So the day I've been dreading and looking forward to is finally here, Nate is one year old! While I'm so excited for this next part in his life and all the new things this means, he is now officially a toddler and I am sad that he is no longer a baby. Although I think he will always be my baby.
He's walking now. He usually doesn't get too far before falling down, but he's always so proud either way. It seemed to happen just like that. He was taking a couple of steps at a time and then one day he just got the hang of it. He loves to walk and will get up after falling down several times just to keep practicing. Although if he wants to get somewhere quickly, he will crawl (like to Daddy when he comes home from work or to the dog food bowl because he still thinks he can beat me there).
He's also completely on cow's milk now too. Yes, I'm finally done with the pumping!! I cannot express how exciting this is for me. I officially stopped last Friday, and was down to only pumping once a day, but it felt so good to pack up the pump and put it in the closet. He won't take his milk right out of the fridge, but I am working on heating it less and less so now it's not even lukewarm but more of a room temperature. My plan is to slowly decrease it until he will take it straight out of the fridge.
He can also drink sitting up!

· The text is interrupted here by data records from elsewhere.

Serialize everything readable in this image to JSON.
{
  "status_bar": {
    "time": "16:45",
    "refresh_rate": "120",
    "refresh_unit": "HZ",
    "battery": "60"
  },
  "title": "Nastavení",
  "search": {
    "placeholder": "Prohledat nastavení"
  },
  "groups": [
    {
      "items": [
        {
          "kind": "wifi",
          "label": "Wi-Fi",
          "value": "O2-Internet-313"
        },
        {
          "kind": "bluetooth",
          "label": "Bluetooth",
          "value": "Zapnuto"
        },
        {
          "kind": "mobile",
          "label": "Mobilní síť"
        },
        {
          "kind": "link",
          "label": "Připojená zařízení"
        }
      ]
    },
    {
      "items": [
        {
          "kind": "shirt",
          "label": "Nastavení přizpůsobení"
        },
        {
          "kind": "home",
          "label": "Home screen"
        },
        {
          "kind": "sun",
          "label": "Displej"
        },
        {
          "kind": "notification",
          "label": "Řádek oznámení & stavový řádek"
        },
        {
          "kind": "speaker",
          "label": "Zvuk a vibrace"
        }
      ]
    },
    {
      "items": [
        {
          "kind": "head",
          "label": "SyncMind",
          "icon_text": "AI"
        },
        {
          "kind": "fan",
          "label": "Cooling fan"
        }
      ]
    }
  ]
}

This is a big accomplishment for him. I've been trying to teach him for awhile now, but every time he wouldn't know to raise the bottle up so he wouldn't get any milk. He would become frustrated and throw the bottle across the room. He can also drink out of a sippy cup, but only the soft spout type. Which is also an accomplishment because for the longest time he thought sippy cups were chew toys and would just chew on the end. So now we have to work on drinking out of a regular sippy cup.
I think those are the only big changes from last month.
How am I doing with him turning one you ask? I'm okay. If I think about it too much I will get sad. And I've been looking through all his old pictures lately. It doesn't help that I have baby fever again either. But I always try to remind myself that every stage is exciting and that I'm going to enjoy it all, and hopefully stop here and there long enough to really take it all in. Because I know that life goes by quickly and I don't want to take these moments for granted.